2. I did not get to this point overnight. In fact, I bet I could almost beat anybody if we had a contest for how many jobs or business ventures in which a person has been involved. 

 

Embracing Drudgery 

 

People that love practice more than the game, excel. Those that want the event more than the process fade away.

 

Success requires embracing the process and learning that the process can be just as rewarding as the destination. 

 

Working Well With Others 

 

Mark it down. Selfish people are always surrounded by conflict, and selfishness is one of the main characteristics of children.

 

Proverbs even deals with this in that it teaches that “when a man’s ways please the Lord, he maketh even his enemies to be at peace with him.” (Proverbs 16:7) 

 

Facing The Giants Of Life Head On 

 

Adults face their problems head-on. Children run, escape, and hide.

 

In our day of escapism, it is important to face our problems without the escape hatches of excuses, blame, alcohol and drugs, illicit behavior, or fantastical thinking. Be brave. Face your problems head-on by the grace of God. God will make a way, and you will find that there is no such thing as a wasted experience. 

 

You Don’t Get A Cookie For Being An Adult 

 

Herein lies my main beef with the presence of the word “adulting”. The words seems too often be used by people that want a cookie for doing things that should be what I feel are no-brainers.

 

Sorry, but getting up early, going to work, doing laundry, eating healthy, and balancing the budget are just a part of life. They do not deserve any special attention on social media nor from anyone around you. These things are not what adults do as much as they are what people have done for thousands of years without any expectation of a supposed prize. 

 

On a further note, while we as a western society give emotional medals for showing up and doing the most basic of tasks, other countries are dominating us in the business world.

 

If our highest goal is just to be at work instead of excelling at work, then we are doomed for disaster as a people group. The rest of the world will not be politically correct and stay behind their borders. They will overtake us before too long and we will no longer be the exceptional people we once were.

 

Jesus said, “When ye shall have done all those things which are commanded you, say, We are unprofitable servants: we have done that which was our duty to do.” (Luke 17:10)

 

I feel this verse in intriguing in that Jesus is not handing out gold stars for doing the most basic of exercises. Jesus is teaching that there are certain basic duties that should need no reward. 

 

The Real Problem 

 

The real problem is not laziness, a lack of toughness, or a lack of perspective.

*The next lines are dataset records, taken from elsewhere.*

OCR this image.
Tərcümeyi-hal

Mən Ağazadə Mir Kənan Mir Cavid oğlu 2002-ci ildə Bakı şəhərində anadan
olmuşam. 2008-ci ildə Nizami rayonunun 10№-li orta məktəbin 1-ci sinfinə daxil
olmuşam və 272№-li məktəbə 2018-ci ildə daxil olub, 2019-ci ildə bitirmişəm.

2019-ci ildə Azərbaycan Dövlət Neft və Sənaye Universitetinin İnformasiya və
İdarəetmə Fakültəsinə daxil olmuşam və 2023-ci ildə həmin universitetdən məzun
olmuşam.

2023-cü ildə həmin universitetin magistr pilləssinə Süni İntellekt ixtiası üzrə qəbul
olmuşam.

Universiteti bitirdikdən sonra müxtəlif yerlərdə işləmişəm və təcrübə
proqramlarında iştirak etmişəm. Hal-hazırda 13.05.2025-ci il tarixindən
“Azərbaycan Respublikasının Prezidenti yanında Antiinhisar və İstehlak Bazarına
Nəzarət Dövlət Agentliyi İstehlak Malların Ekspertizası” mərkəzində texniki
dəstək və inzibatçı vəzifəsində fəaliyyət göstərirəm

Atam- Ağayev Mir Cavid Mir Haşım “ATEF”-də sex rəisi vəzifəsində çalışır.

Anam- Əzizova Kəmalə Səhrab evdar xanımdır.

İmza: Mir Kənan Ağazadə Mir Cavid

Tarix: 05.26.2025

In my estimation, these all miss the mark. The real issue is that we have not allowed God’s adult-like characteristics to benefit our souls. When this occurs, we in turn lack the purpose and the internal strength to be as adult-like as our Heavenly Father.

 

When I was a young man, I loathed speeches and articles like the one I am writing. I only despised them because my problem was not a lack of want-to as much as it was a lack of power and purpose in my life to implement what I knew to be right.

 

To be very frank, once I started to truly fellowship with my Heavenly Father, my power-to started to become parallel with my want-to. Then and only then was I able to truly start acting like the adult God was calling me to be. 

 

The Irony Of It All 

 

The irony of this entire article is that I am able to act like an adult because I keep a child like attitude inside of me. I believe I am able to do this mainly because I sense the presence of my Heavenly Father (John 14:21-23). This allows me to enjoy the little things of life, sleep in peace, view my life as a story that He is writing, believe in happily ever afters (especially in eternity), find humor in areas where others only see seriousness, and let God fight my battles.

 

Every child is born with a light in their eyes, but I have found that life has a way of blowing it out. My readers will do well to keep a sacred place within themselves that no one else can touch. God calls it the soul, and in that place you will never regret having a place where you can spiritually run and play on His playground of prayer and meditation.